Hair loss can happen for many serious reasons such as internal organ failure, malnutrition and bad reactions to medications. Do not ignore hair loss and see a doctor to find out why the hair is disappearing or falling out.
Hypotrichosis simplex is a particularly rare variety of hereditary hair loss proceeded by no specific abnormalities. People who actually contract this disorder are affected by genetic causal markers. The cause of the initiation of symptoms is widely unknown but often discovered during early childhood and progresses with age. Hypotrichosis simplex may be inherited as either an autosomal recessive or autosomal dominant trait. Also, on occasion, these mutations are caused by the APCDD1 gene located on chromosome 18p11.
Depending on the nature of the genetic cause Hypotrichosis simplex is divided into two varieties: the generalized form and the scalp-limited form, as they are characterized based on the areas of the body they affect. Doctors look for the genetic cause during diagnosis as the progressive thinning of a person’s hair shaft associated with Hypotrichosis simplex is also a similar feature of disorders like androgenetic alopecia. People who have not received screening for Hypotrichosis simplex often pin their thinning hair and patches of hair loss on other causes due to the rare number of cases.

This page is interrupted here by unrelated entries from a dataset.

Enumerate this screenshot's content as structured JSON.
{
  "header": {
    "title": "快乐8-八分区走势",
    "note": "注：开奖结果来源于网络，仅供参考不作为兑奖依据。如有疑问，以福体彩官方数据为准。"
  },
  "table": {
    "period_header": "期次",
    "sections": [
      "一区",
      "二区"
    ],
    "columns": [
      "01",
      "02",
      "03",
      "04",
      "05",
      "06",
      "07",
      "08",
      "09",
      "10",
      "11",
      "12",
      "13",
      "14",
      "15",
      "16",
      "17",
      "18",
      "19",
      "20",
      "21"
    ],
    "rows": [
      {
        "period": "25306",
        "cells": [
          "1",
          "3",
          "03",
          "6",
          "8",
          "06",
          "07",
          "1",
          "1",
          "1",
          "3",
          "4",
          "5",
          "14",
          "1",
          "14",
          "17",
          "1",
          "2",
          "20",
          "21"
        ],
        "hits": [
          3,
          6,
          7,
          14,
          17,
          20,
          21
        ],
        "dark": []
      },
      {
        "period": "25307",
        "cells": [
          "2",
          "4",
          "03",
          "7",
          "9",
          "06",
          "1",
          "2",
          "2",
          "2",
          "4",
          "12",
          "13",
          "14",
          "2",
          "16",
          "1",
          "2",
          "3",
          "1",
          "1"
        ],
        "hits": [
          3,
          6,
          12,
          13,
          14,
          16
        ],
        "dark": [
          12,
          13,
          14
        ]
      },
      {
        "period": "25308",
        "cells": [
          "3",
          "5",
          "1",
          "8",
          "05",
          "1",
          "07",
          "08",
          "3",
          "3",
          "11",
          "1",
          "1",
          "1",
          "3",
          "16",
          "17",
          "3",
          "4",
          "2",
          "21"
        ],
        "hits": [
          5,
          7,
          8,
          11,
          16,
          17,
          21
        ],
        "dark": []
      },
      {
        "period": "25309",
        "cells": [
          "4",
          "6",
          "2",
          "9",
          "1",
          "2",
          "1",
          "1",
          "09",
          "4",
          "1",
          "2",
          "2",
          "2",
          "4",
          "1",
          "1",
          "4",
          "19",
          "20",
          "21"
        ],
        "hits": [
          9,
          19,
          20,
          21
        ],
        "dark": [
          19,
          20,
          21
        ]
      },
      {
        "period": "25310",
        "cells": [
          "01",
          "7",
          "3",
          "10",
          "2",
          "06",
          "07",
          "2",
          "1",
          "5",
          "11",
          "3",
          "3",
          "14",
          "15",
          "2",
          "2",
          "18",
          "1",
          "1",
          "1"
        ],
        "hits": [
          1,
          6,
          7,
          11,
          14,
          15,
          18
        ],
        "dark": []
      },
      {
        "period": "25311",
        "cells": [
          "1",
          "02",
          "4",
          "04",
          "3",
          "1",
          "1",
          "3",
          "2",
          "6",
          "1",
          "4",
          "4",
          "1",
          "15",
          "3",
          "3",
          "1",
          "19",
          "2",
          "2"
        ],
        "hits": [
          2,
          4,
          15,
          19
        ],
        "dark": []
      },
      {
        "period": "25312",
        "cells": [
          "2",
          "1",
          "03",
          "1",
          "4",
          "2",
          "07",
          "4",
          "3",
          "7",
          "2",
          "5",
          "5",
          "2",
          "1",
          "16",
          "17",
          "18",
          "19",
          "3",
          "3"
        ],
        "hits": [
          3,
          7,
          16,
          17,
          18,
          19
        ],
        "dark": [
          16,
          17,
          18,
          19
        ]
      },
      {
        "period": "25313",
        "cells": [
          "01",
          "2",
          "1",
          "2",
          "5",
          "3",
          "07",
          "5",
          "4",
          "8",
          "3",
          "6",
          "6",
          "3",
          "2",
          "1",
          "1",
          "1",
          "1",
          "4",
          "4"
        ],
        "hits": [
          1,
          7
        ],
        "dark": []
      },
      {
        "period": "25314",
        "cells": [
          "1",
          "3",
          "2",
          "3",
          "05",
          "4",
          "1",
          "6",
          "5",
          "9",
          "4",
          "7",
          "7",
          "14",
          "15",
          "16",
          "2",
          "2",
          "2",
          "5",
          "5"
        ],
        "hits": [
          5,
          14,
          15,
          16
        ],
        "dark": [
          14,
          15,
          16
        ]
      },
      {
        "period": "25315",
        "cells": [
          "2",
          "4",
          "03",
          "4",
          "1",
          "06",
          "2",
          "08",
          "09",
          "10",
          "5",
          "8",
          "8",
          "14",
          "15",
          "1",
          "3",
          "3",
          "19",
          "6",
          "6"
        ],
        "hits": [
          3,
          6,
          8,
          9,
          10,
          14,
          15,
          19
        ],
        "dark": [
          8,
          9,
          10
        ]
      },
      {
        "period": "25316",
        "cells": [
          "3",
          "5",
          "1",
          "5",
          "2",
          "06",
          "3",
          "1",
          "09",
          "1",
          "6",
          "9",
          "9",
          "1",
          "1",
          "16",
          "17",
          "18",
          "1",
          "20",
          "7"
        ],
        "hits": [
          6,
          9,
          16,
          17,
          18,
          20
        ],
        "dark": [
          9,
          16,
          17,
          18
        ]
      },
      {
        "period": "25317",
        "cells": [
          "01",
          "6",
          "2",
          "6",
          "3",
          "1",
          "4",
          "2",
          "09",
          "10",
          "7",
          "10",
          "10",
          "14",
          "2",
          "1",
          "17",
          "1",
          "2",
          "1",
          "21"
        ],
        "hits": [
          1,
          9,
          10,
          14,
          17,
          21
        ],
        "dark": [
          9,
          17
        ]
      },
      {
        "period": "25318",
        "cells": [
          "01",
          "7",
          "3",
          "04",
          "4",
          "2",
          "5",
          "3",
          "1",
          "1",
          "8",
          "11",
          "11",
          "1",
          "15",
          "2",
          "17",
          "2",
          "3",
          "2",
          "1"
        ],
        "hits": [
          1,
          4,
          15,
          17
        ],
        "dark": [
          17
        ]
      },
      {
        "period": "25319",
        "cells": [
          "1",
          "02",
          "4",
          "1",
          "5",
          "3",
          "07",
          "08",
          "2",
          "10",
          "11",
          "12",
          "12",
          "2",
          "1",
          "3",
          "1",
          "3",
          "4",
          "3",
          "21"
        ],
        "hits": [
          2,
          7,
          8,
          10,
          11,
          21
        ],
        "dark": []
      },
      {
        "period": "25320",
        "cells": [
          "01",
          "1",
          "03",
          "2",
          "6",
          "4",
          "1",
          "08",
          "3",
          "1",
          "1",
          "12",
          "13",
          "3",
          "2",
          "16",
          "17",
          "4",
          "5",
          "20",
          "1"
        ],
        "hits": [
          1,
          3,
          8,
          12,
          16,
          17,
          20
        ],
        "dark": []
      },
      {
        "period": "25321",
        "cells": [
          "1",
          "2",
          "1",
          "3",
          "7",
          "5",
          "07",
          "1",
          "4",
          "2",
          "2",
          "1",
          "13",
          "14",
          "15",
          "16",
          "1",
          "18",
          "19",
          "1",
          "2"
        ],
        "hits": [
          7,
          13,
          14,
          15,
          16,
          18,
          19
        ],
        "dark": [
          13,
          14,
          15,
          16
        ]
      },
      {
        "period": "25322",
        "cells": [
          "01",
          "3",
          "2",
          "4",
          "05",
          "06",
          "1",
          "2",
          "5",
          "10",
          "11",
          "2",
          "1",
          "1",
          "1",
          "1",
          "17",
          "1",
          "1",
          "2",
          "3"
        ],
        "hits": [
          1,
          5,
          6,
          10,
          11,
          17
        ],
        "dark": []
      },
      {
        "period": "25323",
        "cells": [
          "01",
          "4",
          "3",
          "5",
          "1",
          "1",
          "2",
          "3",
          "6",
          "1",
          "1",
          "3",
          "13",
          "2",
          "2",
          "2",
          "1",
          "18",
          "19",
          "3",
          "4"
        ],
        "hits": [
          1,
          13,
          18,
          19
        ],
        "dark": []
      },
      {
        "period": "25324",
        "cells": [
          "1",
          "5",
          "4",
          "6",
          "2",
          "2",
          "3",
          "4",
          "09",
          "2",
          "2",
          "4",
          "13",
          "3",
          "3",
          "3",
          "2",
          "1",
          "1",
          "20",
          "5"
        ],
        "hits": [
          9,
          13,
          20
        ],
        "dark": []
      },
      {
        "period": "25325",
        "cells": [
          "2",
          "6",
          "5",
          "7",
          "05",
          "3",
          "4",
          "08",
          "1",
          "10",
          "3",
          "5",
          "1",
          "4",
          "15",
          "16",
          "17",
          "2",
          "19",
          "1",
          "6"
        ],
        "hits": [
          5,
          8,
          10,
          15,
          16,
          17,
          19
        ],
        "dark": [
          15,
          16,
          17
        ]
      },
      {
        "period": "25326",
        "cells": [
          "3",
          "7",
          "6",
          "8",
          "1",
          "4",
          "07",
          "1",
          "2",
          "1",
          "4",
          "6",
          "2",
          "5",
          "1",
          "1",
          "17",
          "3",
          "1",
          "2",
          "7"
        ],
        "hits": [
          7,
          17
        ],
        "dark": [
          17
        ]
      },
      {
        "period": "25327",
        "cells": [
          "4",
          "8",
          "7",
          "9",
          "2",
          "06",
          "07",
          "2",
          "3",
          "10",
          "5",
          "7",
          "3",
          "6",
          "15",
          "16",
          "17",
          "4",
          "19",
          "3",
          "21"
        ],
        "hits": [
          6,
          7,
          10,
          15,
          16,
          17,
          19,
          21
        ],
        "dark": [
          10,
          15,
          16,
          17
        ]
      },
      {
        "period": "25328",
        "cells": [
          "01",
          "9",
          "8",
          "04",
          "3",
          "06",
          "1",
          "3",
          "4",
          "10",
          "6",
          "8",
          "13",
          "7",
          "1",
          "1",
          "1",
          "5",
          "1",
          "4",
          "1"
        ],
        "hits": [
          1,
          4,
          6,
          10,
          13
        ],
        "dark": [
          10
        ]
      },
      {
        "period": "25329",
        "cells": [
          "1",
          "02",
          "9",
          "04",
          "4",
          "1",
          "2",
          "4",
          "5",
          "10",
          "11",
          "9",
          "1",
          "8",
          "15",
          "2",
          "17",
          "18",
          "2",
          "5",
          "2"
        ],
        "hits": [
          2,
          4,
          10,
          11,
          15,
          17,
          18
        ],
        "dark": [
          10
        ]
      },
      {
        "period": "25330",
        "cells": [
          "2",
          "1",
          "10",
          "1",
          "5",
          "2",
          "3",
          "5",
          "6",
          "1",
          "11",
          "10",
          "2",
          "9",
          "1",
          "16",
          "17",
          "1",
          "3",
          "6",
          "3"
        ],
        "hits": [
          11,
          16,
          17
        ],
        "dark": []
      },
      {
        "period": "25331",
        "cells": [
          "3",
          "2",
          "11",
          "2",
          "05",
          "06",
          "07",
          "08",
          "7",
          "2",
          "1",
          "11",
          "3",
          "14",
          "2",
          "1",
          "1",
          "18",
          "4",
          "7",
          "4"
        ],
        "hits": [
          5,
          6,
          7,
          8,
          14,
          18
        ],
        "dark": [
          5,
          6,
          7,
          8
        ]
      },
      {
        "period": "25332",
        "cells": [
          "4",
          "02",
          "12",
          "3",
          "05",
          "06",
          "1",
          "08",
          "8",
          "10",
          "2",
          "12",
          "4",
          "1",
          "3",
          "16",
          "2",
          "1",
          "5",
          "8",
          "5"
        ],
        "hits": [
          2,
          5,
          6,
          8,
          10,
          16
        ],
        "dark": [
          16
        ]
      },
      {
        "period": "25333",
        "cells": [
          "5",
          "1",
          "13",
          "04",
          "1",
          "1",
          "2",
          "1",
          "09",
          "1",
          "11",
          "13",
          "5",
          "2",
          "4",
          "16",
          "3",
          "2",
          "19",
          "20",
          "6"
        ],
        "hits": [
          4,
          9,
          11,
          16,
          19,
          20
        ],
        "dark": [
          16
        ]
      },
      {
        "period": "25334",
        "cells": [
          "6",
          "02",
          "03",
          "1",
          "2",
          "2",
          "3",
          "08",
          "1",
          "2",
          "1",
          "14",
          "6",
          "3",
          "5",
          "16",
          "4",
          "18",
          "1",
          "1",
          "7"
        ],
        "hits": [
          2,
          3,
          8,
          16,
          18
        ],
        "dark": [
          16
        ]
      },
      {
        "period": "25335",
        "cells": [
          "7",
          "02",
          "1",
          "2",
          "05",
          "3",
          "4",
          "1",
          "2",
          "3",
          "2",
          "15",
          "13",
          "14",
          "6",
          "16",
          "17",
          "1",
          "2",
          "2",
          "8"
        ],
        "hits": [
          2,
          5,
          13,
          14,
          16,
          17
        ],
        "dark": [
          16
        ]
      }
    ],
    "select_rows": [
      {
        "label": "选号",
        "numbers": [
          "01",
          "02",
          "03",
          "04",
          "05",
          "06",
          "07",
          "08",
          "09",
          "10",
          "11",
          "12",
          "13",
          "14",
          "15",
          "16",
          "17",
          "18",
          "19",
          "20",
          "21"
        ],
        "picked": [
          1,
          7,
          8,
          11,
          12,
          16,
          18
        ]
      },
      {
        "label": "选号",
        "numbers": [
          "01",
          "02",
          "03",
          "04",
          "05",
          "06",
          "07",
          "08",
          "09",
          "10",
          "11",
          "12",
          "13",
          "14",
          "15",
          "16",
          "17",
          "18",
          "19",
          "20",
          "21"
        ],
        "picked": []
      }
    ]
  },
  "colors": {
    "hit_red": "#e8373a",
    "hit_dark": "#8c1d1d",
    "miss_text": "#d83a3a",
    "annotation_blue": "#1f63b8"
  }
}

There is no cure for hypotrichosis simplex. There is no treatment for it, either. Sadly, once the hair is gone, it is gone for good and will not grow back. Patients with hypotrichosis simplex that want hair need to wear a hair replacement such as a toupee or wig or undergo a hair transplant or hair grafting procedure. Even these procedures are not guaranteed to be successful.
Losing hair at such a young age can cause depression. This can be treated with therapy and medication. Joining an online or in-person support group helps let the patient know that he or she is not alone.
Currently, there is no proven form of prevention or treatment for hypotrichosis simplex, as it is linked closely to genetics and the fact that now much is known about the molecular nature of hair growth and loss. The best way forward so far in terms of developing prevention methods lies in research into the genetic conditions of people who have isolated alopecia. They theorize that a prevention method might be tied to the fact that Hypotrichosis simplex has little involvement with body hair, eyelashes, and eyebrows.
By pairing this information with data on molecular, genetic and cellular pathways they are developing new screening methods and ways of shutting down the disorder. Because hypotrichosis simplex is typically inherited in an autosomal recessive pattern a parent can carry the mutations for the disease and unless they have a child with someone carrying the gene their off spring won’t develop the disorder and remain simply carriers making screening essential.